Receiving and Relaying Messages

When a client receives a message from one of its neighbors, it should display that message to the local user and relay it to its other neighbors. You’ll need to be careful not to send a message back to the client it was received from, otherwise you’ll end up with duplicate messages.

Recovering from Failure

If a client loses a connection to one of its children, you can simply proceed without doing anything special. You do need to handle the case where a client loses its connection to its parent. In this case, the client should contact the directory server to request a new list of potential peers. It is possible you will see some lost of duplicated messages during client recovery. That’s fine for this lab, but we can discuss strategies for avoiding these problems in a more full-featured system.

Avoiding Cycles

One issue that came up in class is the possibility for creating circular networks. During normal operation the network will have a tree structure (hence the parent/child names), but recovery could lead a node to connect to one of its grandchildren. This same issue could also lead to a network partition. To avoid this problem the directory server should only suggest potential parents to a client that have been in the network longer than that client. That means the oldest client in the network will be the root of the tree. If the root client disconnects, the older of its two children will become the new root. In this case, the directory server will suggest zero potential parents to the new root node. All other children of the old root (the client that disconnected) will receive at least one suggested parent.

Client Shutdown

Clients should report shutdowns to the directory server, then close all of their connections. Any children of the client will recover from the loss of connection to their parent, so there’s no need to notify them of the connection loss.

Messages

Clients will only exchange chat messages with one another; all the other mechanisms revolve around opening and closing TCP connections. Chat messages only need to contain the username and message.

Hints

You can begin by implementing clients without a directory server. Instead of passing in a directory server on the command line, provide a client IP address and port at startup. That will allow you to test everything except the recovery mechanisms before implementing a directory server.

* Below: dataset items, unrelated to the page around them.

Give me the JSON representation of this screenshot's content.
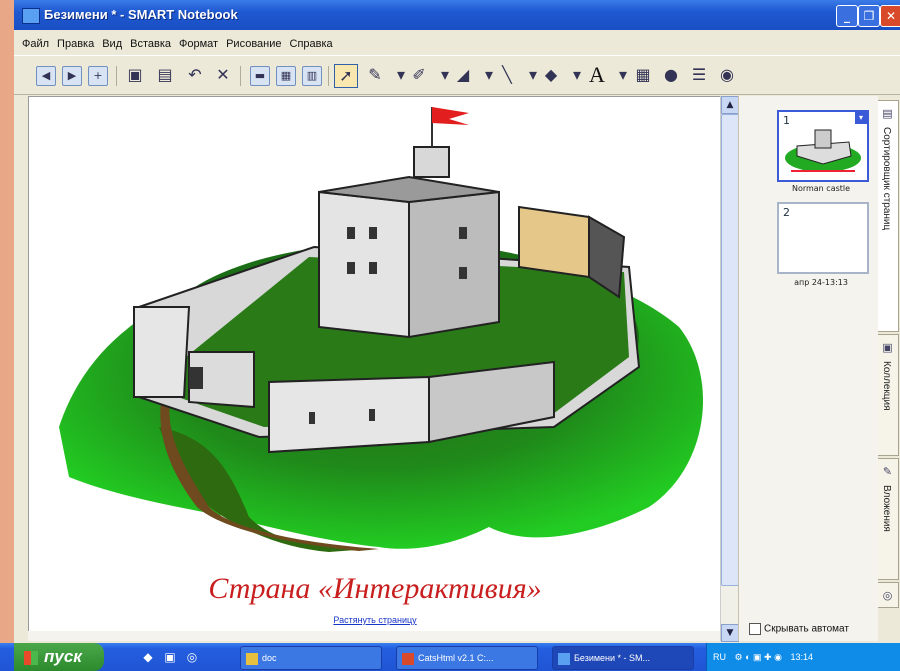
{
  "window": {
    "title": "Безимени * - SMART Notebook"
  },
  "menu": [
    "Файл",
    "Правка",
    "Вид",
    "Вставка",
    "Формат",
    "Рисование",
    "Справка"
  ],
  "toolbar": {
    "tools": [
      "back",
      "forward",
      "add-page",
      "save",
      "paste",
      "undo",
      "delete",
      "screen",
      "fullscreen",
      "capture",
      "select",
      "pen",
      "creative-pen",
      "eraser",
      "line",
      "shapes",
      "text",
      "table",
      "magic-pen",
      "properties",
      "more"
    ],
    "text_tool_label": "A"
  },
  "canvas": {
    "caption": "Страна «Интерактивия»",
    "link": "Растянуть страницу"
  },
  "sorter": {
    "pages": [
      {
        "number": "1",
        "caption": "Norman castle",
        "selected": true
      },
      {
        "number": "2",
        "caption": "апр 24-13:13",
        "selected": false
      }
    ],
    "autohide_label": "Скрывать автомат"
  },
  "side_tabs": [
    "Сортировщик страниц",
    "Коллекция",
    "Вложения"
  ],
  "taskbar": {
    "start_label": "пуск",
    "tasks": [
      {
        "label": "doc"
      },
      {
        "label": "CatsHtml v2.1 C:..."
      },
      {
        "label": "Безимени * - SM..."
      }
    ],
    "lang": "RU",
    "clock": "13:14"
  }
}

Implementation Requirements

We’ve discussed a number of useful features or potential points of failure that could come up in a distributed system, but you do not need to handle all of them. Here is an exhaustive list of the requirements for your implementation.

  1. Clients should be able to initiate a connection to the network by first contacting the directory server.
  2. Clients in the network should be able to exchange messages through the network, avoiding partitions and cycles (see the “Avoiding Cycles” hint above).
  3. When a client loses its parent connection, it should reestablish a new parent connection (unless it becomes the new root client)
  4. If the directory server crashes, existing clients should be able to continue exchanging messages.

Any failure recovery mechanisms beyond the above list are not required. Here are a few cases you specifically do not need to handle:

  1. You do not need to recover from a directory server crash. Existing clients should continue functioning, but a new directory server would effectively be a new chat network.
  2. You do not need to handle simultaneous failures of multiple nodes in the network, including the directory server.
  3. You do not need to handle cases where a client becomes entirely inaccessible (e.g. total network or power failure).

If you are concerned about any other potential failures I am happy to discuss them.